2) Identify a medical indication for your product.

Choose a disease or condition that is likely to yield unquestioned efficacy, e.g., omega-3 fatty acids to reduce high triglycerides in people with familial hypertriglyceridemia (triglycerides >500 mg/dl). While this will restrict your ability to make market claims, it will not restrain your ability to sell or allow use of your agent for "off-label" applications. In fact, there are methods to surreptitiously promote the use of your product for off-label use, such as hiring experts to discuss the science behind your product with doctors who can prescribe your product. Ideally, your product's primary indication will provide a substantial market on its own to justify your investment. However, the eventual off-label sales can be substantial, even outstripping the sales generated through your primary indication.


3) Obtain at least $230 million to pay for the clinical trials required to obtain FDA approval.

You will also have to raise the capital to build the business to manufacture, distribute, and sell your product.


4) After FDA approval is obtained, your business is up and running, and distribution begins, start bashing the non-FDA-approved nutritional products that stand to compete in your market.

You could point out that only your product has actually passed through the rigorous FDA process.

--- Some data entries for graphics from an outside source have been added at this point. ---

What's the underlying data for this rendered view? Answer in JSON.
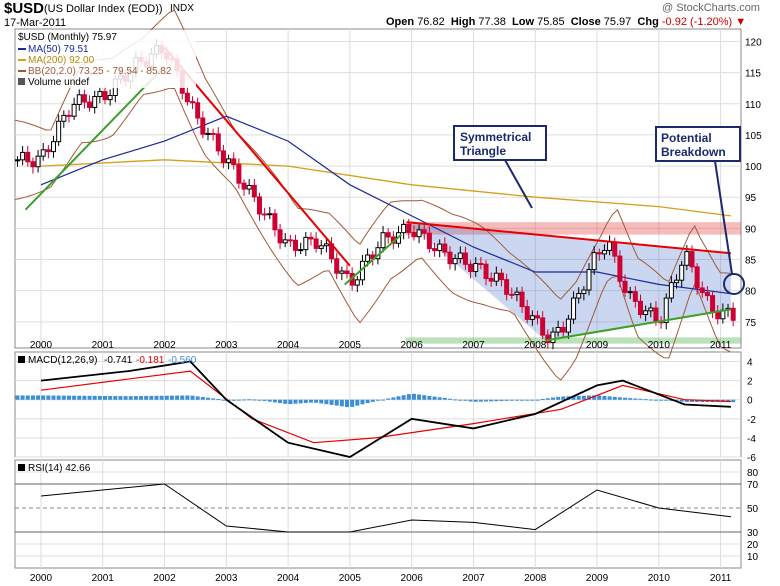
{
  "header": {
    "symbol": "$USD",
    "name": "(US Dollar Index (EOD))",
    "exchange": "INDX",
    "date": "17-Mar-2011",
    "watermark": "@ StockCharts.com",
    "open_label": "Open",
    "open": "76.82",
    "high_label": "High",
    "high": "77.38",
    "low_label": "Low",
    "low": "75.85",
    "close_label": "Close",
    "close": "75.97",
    "chg_label": "Chg",
    "chg": "-0.92 (-1.20%)"
  },
  "colors": {
    "bull": "#000000",
    "bear": "#cc0033",
    "ma50": "#1a2a9c",
    "ma200": "#d4a017",
    "bb": "#a05a3a",
    "trend_red": "#e60000",
    "trend_green": "#3aa02a",
    "macd": "#000000",
    "signal": "#e60000",
    "hist": "#3a8fd6",
    "rsi": "#000000"
  },
  "legend": {
    "price": "$USD (Monthly) 75.97",
    "ma50": "MA(50) 79.51",
    "ma200": "MA(200) 92.00",
    "bb": "BB(20,2.0) 73.25 - 79.54 - 85.82",
    "volume": "Volume undef",
    "macd_prefix": "MACD(12,26,9)",
    "macd_v": "-0.741",
    "macd_s": "-0.181",
    "macd_h": "-0.560",
    "rsi": "RSI(14) 42.66"
  },
  "annotations": {
    "triangle": [
      "Symmetrical",
      "Triangle"
    ],
    "breakdown": [
      "Potential",
      "Breakdown"
    ]
  },
  "chart_data": [
    {
      "type": "candlestick",
      "title": "$USD (Monthly) 75.97",
      "x_ticks": [
        "2000",
        "2001",
        "2002",
        "2003",
        "2004",
        "2005",
        "2006",
        "2007",
        "2008",
        "2009",
        "2010",
        "2011"
      ],
      "y_ticks": [
        75,
        80,
        85,
        90,
        95,
        100,
        105,
        110,
        115,
        120
      ],
      "ylim": [
        70.8,
        122
      ],
      "grid": true,
      "legend": "top-left",
      "series": [
        {
          "name": "$USD (Monthly) 75.97",
          "note": "monthly close, approximate",
          "x": [
            "2000-01",
            "2000-07",
            "2001-01",
            "2001-07",
            "2002-01",
            "2002-07",
            "2003-01",
            "2003-07",
            "2004-01",
            "2004-07",
            "2005-01",
            "2005-07",
            "2006-01",
            "2006-07",
            "2007-01",
            "2007-07",
            "2008-01",
            "2008-04",
            "2008-07",
            "2009-01",
            "2009-03",
            "2009-07",
            "2010-01",
            "2010-06",
            "2010-11",
            "2011-03"
          ],
          "values": [
            101,
            110,
            111,
            116,
            119,
            108,
            101,
            94,
            87,
            88,
            81,
            88,
            90,
            86,
            84,
            81,
            75,
            72,
            75,
            86,
            88,
            79,
            75,
            86,
            77,
            76
          ]
        },
        {
          "name": "MA(50) 79.51",
          "x": [
            "2000-01",
            "2001-01",
            "2002-01",
            "2003-01",
            "2004-01",
            "2005-01",
            "2006-01",
            "2007-01",
            "2008-01",
            "2009-01",
            "2010-01",
            "2011-03"
          ],
          "values": [
            97,
            101,
            104,
            108,
            104,
            97,
            92,
            87,
            83,
            83,
            81,
            79.51
          ]
        },
        {
          "name": "MA(200) 92.00",
          "x": [
            "2000-01",
            "2002-01",
            "2004-01",
            "2006-01",
            "2008-01",
            "2010-01",
            "2011-03"
          ],
          "values": [
            100,
            101,
            100,
            97,
            95,
            93.5,
            92
          ]
        }
      ],
      "bollinger": {
        "label": "BB(20,2.0) 73.25 - 79.54 - 85.82",
        "lower": 73.25,
        "middle": 79.54,
        "upper": 85.82
      },
      "trendlines": [
        {
          "color": "red",
          "from": [
            "2002-01",
            119
          ],
          "to": [
            "2005-01",
            84
          ]
        },
        {
          "color": "green",
          "from": [
            "1999-10",
            93
          ],
          "to": [
            "2002-01",
            116
          ]
        },
        {
          "color": "green",
          "from": [
            "2004-12",
            81
          ],
          "to": [
            "2005-11",
            89
          ]
        },
        {
          "color": "red",
          "from": [
            "2005-12",
            91
          ],
          "to": [
            "2011-03",
            86
          ]
        },
        {
          "color": "green",
          "from": [
            "2008-03",
            72
          ],
          "to": [
            "2011-03",
            77
          ]
        }
      ],
      "bands": [
        {
          "color": "red",
          "from": 89,
          "to": 91
        },
        {
          "color": "green",
          "from": 71.5,
          "to": 72.5
        }
      ]
    },
    {
      "type": "line",
      "title": "MACD(12,26,9) -0.741, -0.181, -0.560",
      "y_ticks": [
        -6,
        -4,
        -2,
        0,
        2,
        4
      ],
      "ylim": [
        -6,
        5
      ],
      "series": [
        {
          "name": "MACD",
          "x": [
            "2000-01",
            "2001-06",
            "2002-06",
            "2003-01",
            "2004-01",
            "2005-01",
            "2006-01",
            "2007-01",
            "2008-01",
            "2009-01",
            "2009-06",
            "2010-06",
            "2011-03"
          ],
          "values": [
            2,
            3,
            4,
            0,
            -4.5,
            -6,
            -2,
            -3,
            -1.5,
            1.5,
            2,
            -0.5,
            -0.741
          ]
        },
        {
          "name": "Signal",
          "x": [
            "2000-01",
            "2002-06",
            "2003-06",
            "2004-06",
            "2005-06",
            "2007-01",
            "2008-06",
            "2009-06",
            "2010-06",
            "2011-03"
          ],
          "values": [
            1,
            3,
            -2,
            -4.5,
            -4,
            -2.5,
            -1,
            1.5,
            0,
            -0.181
          ]
        }
      ]
    },
    {
      "type": "line",
      "title": "RSI(14) 42.66",
      "y_ticks": [
        10,
        20,
        30,
        50,
        70,
        80
      ],
      "ylim": [
        0,
        90
      ],
      "series": [
        {
          "name": "RSI(14) 42.66",
          "x": [
            "2000-01",
            "2001-01",
            "2002-01",
            "2003-01",
            "2004-01",
            "2005-01",
            "2006-01",
            "2007-01",
            "2008-01",
            "2009-01",
            "2010-01",
            "2011-03"
          ],
          "values": [
            60,
            65,
            70,
            35,
            30,
            30,
            40,
            38,
            32,
            65,
            50,
            42.66
          ]
        }
      ]
    }
  ]
}
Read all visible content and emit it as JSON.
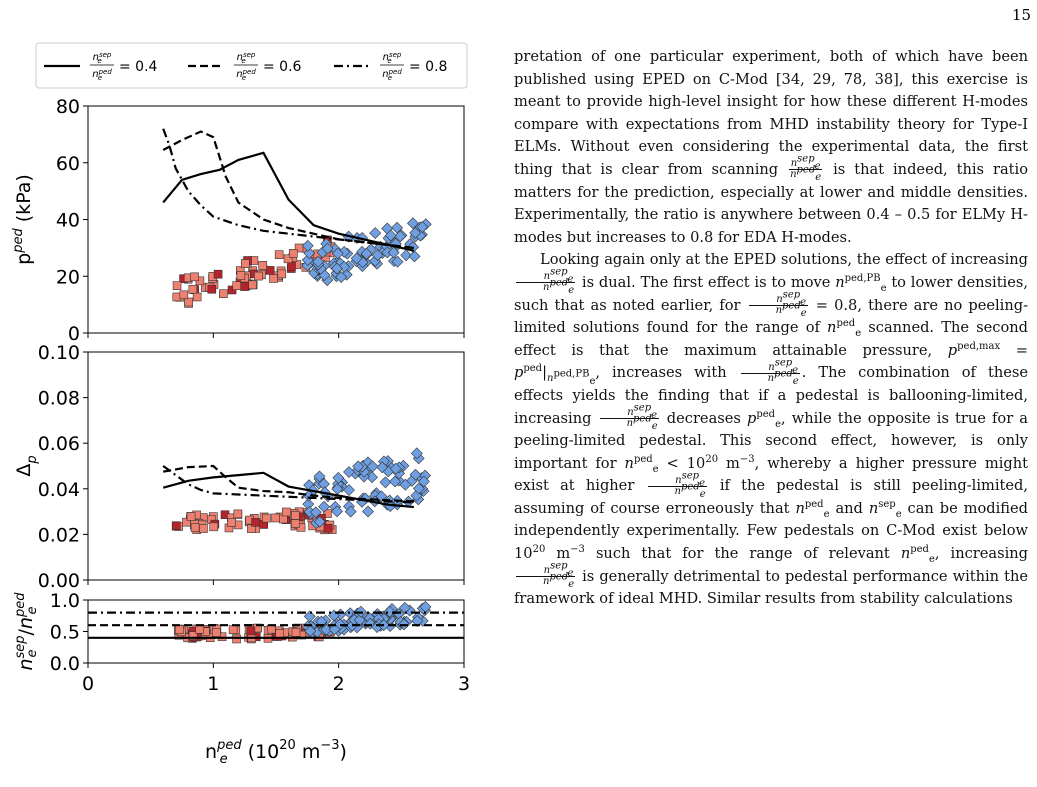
{
  "page_number": "15",
  "figure": {
    "legend": [
      {
        "label": "= 0.4",
        "style": "solid"
      },
      {
        "label": "= 0.6",
        "style": "dashed"
      },
      {
        "label": "= 0.8",
        "style": "dashdot"
      }
    ],
    "legend_ratio": {
      "num_base": "n",
      "num_sup": "sep",
      "num_sub": "e",
      "den_base": "n",
      "den_sup": "ped",
      "den_sub": "e"
    },
    "xlabel": "n",
    "xlabel_sub": "e",
    "xlabel_sup": "ped",
    "xlabel_units_pre": "(10",
    "xlabel_units_exp": "20",
    "xlabel_units_mid": " m",
    "xlabel_units_exp2": "−3",
    "xlabel_units_post": ")",
    "colors": {
      "low": "#ee8070",
      "mid": "#b5242a",
      "high": "#6f9fe0",
      "edge": "#333333",
      "purple": "#b9a6e6"
    }
  },
  "chart_data": [
    {
      "type": "scatter",
      "title": "",
      "ylabel": "p^ped (kPa)",
      "ylabel_text": {
        "base": "p",
        "sup": "ped",
        "rest": " (kPa)"
      },
      "xlim": [
        0,
        3
      ],
      "ylim": [
        0,
        80
      ],
      "yticks": [
        "0",
        "20",
        "40",
        "60",
        "80"
      ],
      "xticks": [],
      "series": [
        {
          "name": "= 0.4",
          "kind": "line",
          "style": "solid",
          "x": [
            0.6,
            0.75,
            0.9,
            1.05,
            1.2,
            1.4,
            1.6,
            1.8,
            2.0,
            2.2,
            2.4,
            2.6
          ],
          "y": [
            46,
            54,
            56,
            57.5,
            61,
            63.5,
            47,
            38,
            35,
            33,
            31,
            29
          ]
        },
        {
          "name": "= 0.6",
          "kind": "line",
          "style": "dashed",
          "x": [
            0.6,
            0.75,
            0.9,
            1.0,
            1.1,
            1.2,
            1.4,
            1.6,
            1.8,
            2.0,
            2.2,
            2.4,
            2.6
          ],
          "y": [
            64.5,
            68,
            71,
            69,
            55,
            46,
            40,
            37,
            35,
            33,
            32,
            31,
            30
          ]
        },
        {
          "name": "= 0.8",
          "kind": "line",
          "style": "dashdot",
          "x": [
            0.6,
            0.65,
            0.7,
            0.8,
            0.9,
            1.0,
            1.2,
            1.4,
            1.6,
            1.8,
            2.0,
            2.2,
            2.4,
            2.6
          ],
          "y": [
            72,
            66,
            58,
            50,
            45,
            41,
            38,
            36,
            35,
            34,
            33,
            32,
            31,
            30
          ]
        }
      ]
    },
    {
      "type": "scatter",
      "title": "",
      "ylabel": "Δ_p",
      "ylabel_text": {
        "base": "Δ",
        "sub": "p"
      },
      "xlim": [
        0,
        3
      ],
      "ylim": [
        0,
        0.1
      ],
      "yticks": [
        "0.00",
        "0.02",
        "0.04",
        "0.06",
        "0.08",
        "0.10"
      ],
      "xticks": [],
      "series": [
        {
          "name": "= 0.4",
          "kind": "line",
          "style": "solid",
          "x": [
            0.6,
            0.8,
            1.0,
            1.2,
            1.4,
            1.6,
            1.8,
            2.0,
            2.2,
            2.4,
            2.6
          ],
          "y": [
            0.0405,
            0.0435,
            0.045,
            0.046,
            0.047,
            0.041,
            0.039,
            0.037,
            0.035,
            0.033,
            0.032
          ]
        },
        {
          "name": "= 0.6",
          "kind": "line",
          "style": "dashed",
          "x": [
            0.6,
            0.8,
            1.0,
            1.1,
            1.2,
            1.4,
            1.6,
            1.8,
            2.0,
            2.2,
            2.4,
            2.6
          ],
          "y": [
            0.0475,
            0.0495,
            0.05,
            0.045,
            0.0405,
            0.039,
            0.0385,
            0.037,
            0.036,
            0.0355,
            0.035,
            0.0345
          ]
        },
        {
          "name": "= 0.8",
          "kind": "line",
          "style": "dashdot",
          "x": [
            0.6,
            0.7,
            0.8,
            0.9,
            1.0,
            1.2,
            1.4,
            1.6,
            1.8,
            2.0,
            2.2,
            2.4,
            2.6
          ],
          "y": [
            0.05,
            0.046,
            0.042,
            0.0395,
            0.038,
            0.0375,
            0.037,
            0.0365,
            0.036,
            0.0355,
            0.035,
            0.0345,
            0.034
          ]
        }
      ]
    },
    {
      "type": "scatter",
      "title": "",
      "ylabel": "n_e^sep/n_e^ped",
      "ylabel_text": {
        "base": "n",
        "sup": "sep",
        "sub": "e",
        "slash": "/",
        "base2": "n",
        "sup2": "ped",
        "sub2": "e"
      },
      "xlim": [
        0,
        3
      ],
      "ylim": [
        0,
        1
      ],
      "yticks": [
        "0.0",
        "0.5",
        "1.0"
      ],
      "xticks": [
        "0",
        "1",
        "2",
        "3"
      ],
      "series": [
        {
          "name": "= 0.4",
          "kind": "hline",
          "style": "solid",
          "y": 0.4
        },
        {
          "name": "= 0.6",
          "kind": "hline",
          "style": "dashed",
          "y": 0.6
        },
        {
          "name": "= 0.8",
          "kind": "hline",
          "style": "dashdot",
          "y": 0.8
        }
      ]
    }
  ],
  "text": {
    "p1": {
      "a": "pretation of one particular experiment, both of which have been published using EPED on C-Mod [34, 29, 78, 38], this exercise is meant to provide high-level insight for how these different H-modes compare with expectations from MHD instability theory for Type-I ELMs. Without even considering the experimental data, the first thing that is clear from scanning ",
      "b": " is that indeed, this ratio matters for the prediction, especially at lower and middle densities. Experimentally, the ratio is anywhere between 0.4 – 0.5 for ELMy H-modes but increases to 0.8 for EDA H-modes."
    },
    "p2": {
      "a": "Looking again only at the EPED solutions, the effect of increasing ",
      "b": " is dual.  The first effect is to move ",
      "c": "n",
      "c_sup": "ped,PB",
      "c_sub": "e",
      "d": " to lower densities, such that as noted earlier, for ",
      "e": " = 0.8, there are no peeling-limited solutions found for the range of ",
      "f_n": "n",
      "f_sup": "ped",
      "f_sub": "e",
      "g": " scanned.  The second effect is that the maximum attainable pressure, ",
      "h": "p",
      "h_sup": "ped,max",
      "h_mid": " = p",
      "h_sup2": "ped",
      "h_bar": "|",
      "h_sub": "n",
      "h_sub_sub": "e",
      "h_sub_sup": "ped,PB",
      "i": ", increases with ",
      "j": ".  The combination of these effects yields the finding that if a pedestal is ballooning-limited, increasing ",
      "k": " decreases ",
      "k_p": "p",
      "k_sup": "ped",
      "k_sub": "e",
      "l": ", while the opposite is true for a peeling-limited pedestal. This second effect, however, is only important for ",
      "m_n": "n",
      "m_sup": "ped",
      "m_sub": "e",
      "m_rest": " < 10",
      "m_exp": "20",
      "m_unit": " m",
      "m_unit_exp": "−3",
      "n": ", whereby a higher pressure might exist at higher ",
      "o": " if the pedestal is still peeling-limited, assuming of course erroneously that ",
      "p_n": "n",
      "p_sup": "ped",
      "p_sub": "e",
      "q": " and ",
      "r_n": "n",
      "r_sup": "sep",
      "r_sub": "e",
      "s": " can be modified independently experimentally. Few pedestals on C-Mod exist below 10",
      "s_exp": "20",
      "s_unit": " m",
      "s_unit_exp": "−3",
      "t": " such that for the range of relevant ",
      "u_n": "n",
      "u_sup": "ped",
      "u_sub": "e",
      "v": ", increasing ",
      "w": " is generally detrimental to pedestal performance within the framework of ideal MHD. Similar results from stability calculations"
    },
    "frac": {
      "num": "n",
      "num_sup": "sep",
      "num_sub": "e",
      "den": "n",
      "den_sup": "ped",
      "den_sub": "e"
    }
  }
}
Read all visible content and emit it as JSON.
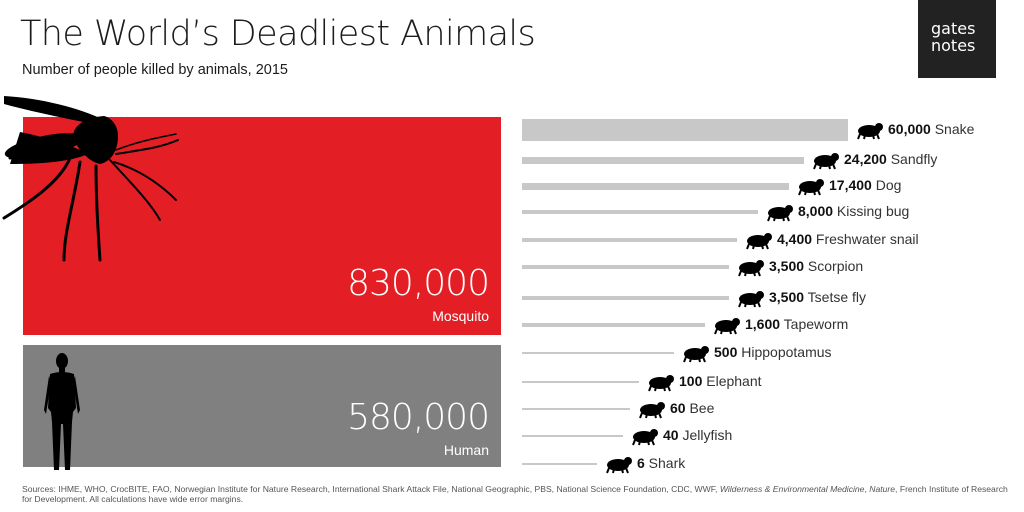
{
  "title": "The World’s Deadliest Animals",
  "subtitle": "Number of people killed by animals, 2015",
  "logo": {
    "line1": "gates",
    "line2": "notes"
  },
  "colors": {
    "mosquito": "#e31e25",
    "human": "#808080",
    "bar": "#c8c8c8",
    "icon": "#000000"
  },
  "chart_data": {
    "type": "bar",
    "title": "The World’s Deadliest Animals",
    "subtitle": "Number of people killed by animals, 2015",
    "featured": [
      {
        "name": "Mosquito",
        "value": 830000,
        "value_label": "830,000",
        "icon": "mosquito-icon"
      },
      {
        "name": "Human",
        "value": 580000,
        "value_label": "580,000",
        "icon": "human-icon"
      }
    ],
    "rows": [
      {
        "name": "Snake",
        "value": 60000,
        "value_label": "60,000",
        "icon": "snake-icon"
      },
      {
        "name": "Sandfly",
        "value": 24200,
        "value_label": "24,200",
        "icon": "sandfly-icon"
      },
      {
        "name": "Dog",
        "value": 17400,
        "value_label": "17,400",
        "icon": "dog-icon"
      },
      {
        "name": "Kissing bug",
        "value": 8000,
        "value_label": "8,000",
        "icon": "kissing-bug-icon"
      },
      {
        "name": "Freshwater snail",
        "value": 4400,
        "value_label": "4,400",
        "icon": "snail-icon"
      },
      {
        "name": "Scorpion",
        "value": 3500,
        "value_label": "3,500",
        "icon": "scorpion-icon"
      },
      {
        "name": "Tsetse fly",
        "value": 3500,
        "value_label": "3,500",
        "icon": "tsetse-fly-icon"
      },
      {
        "name": "Tapeworm",
        "value": 1600,
        "value_label": "1,600",
        "icon": "tapeworm-icon"
      },
      {
        "name": "Hippopotamus",
        "value": 500,
        "value_label": "500",
        "icon": "hippopotamus-icon"
      },
      {
        "name": "Elephant",
        "value": 100,
        "value_label": "100",
        "icon": "elephant-icon"
      },
      {
        "name": "Bee",
        "value": 60,
        "value_label": "60",
        "icon": "bee-icon"
      },
      {
        "name": "Jellyfish",
        "value": 40,
        "value_label": "40",
        "icon": "jellyfish-icon"
      },
      {
        "name": "Shark",
        "value": 6,
        "value_label": "6",
        "icon": "shark-icon"
      }
    ]
  },
  "sources_prefix": "Sources: IHME, WHO, CrocBITE, FAO, Norwegian Institute for Nature Research, International Shark Attack File, National Geographic, PBS, National Science Foundation, CDC, WWF, ",
  "sources_italic1": "Wilderness & Environmental Medicine",
  "sources_sep": ", ",
  "sources_italic2": "Nature",
  "sources_suffix": ", French Institute of Research for Development. All calculations have wide error margins."
}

You could make claims regarding purity, potency, "approved by your doctor," etc., whether or not there is any truth behind the claim.


5) Buy that second vacation home in Aspen and the corporate jet you've been dreaming about! After all the risks you've taken, you deserve it!


That's it, plain and simple. It is a tried-and-true formula that has been applied many times.

It is a formula like this that brought Lovaza-brand omega-3 fatty acids to market, Niaspan brand of niacin, ergocalciferol form of vitamin D, Folbee (prescription combination B vitamins), with a slightly different spin for Synthroid (since the Armour Thyroid it is meant to replace is not a nutritional supplement, but a low-cost, generic thyroid replacement).

Whatever you do, don't EVER run a head-to-head comparative trial of your agent versus the nutritional supplement competition. For instance, NEVER compare Lovaza to supplemental fish oil capsules, matched milligram-for-milligram for EPA and DHA content. NEVER compare Niaspan to over-the-counter Sloniacin. NEVER compare Armour Thyroid to Synthroid. You never know what you might find. (Psssssttt! They might be equivalent!)

The formula is not a foolproof road paved with riches, however. There have been market failures, as well. Folbee, for instance, is hardly a household name. So there's risk involved, no question about it. But, should it all work out, the payoff can be big, VERY big, as it has been for Niaspan and Lovaza.

So, start thinking about how you might follow this formula for:

1) Cholecalciferol (vitamin D3)--e.g., for osteopenia, low HDL, or high c-reactive protein
2) Vitamin K2--also for osteopenia
3) Magnesium--for suppression of ventricular arrhythmias (especially Torsade de Pointes)
4) Iodine--for goiter and iodine deficiency
5) Vitamin C--for uric acid reduction

Who said you can't turn lead into gold?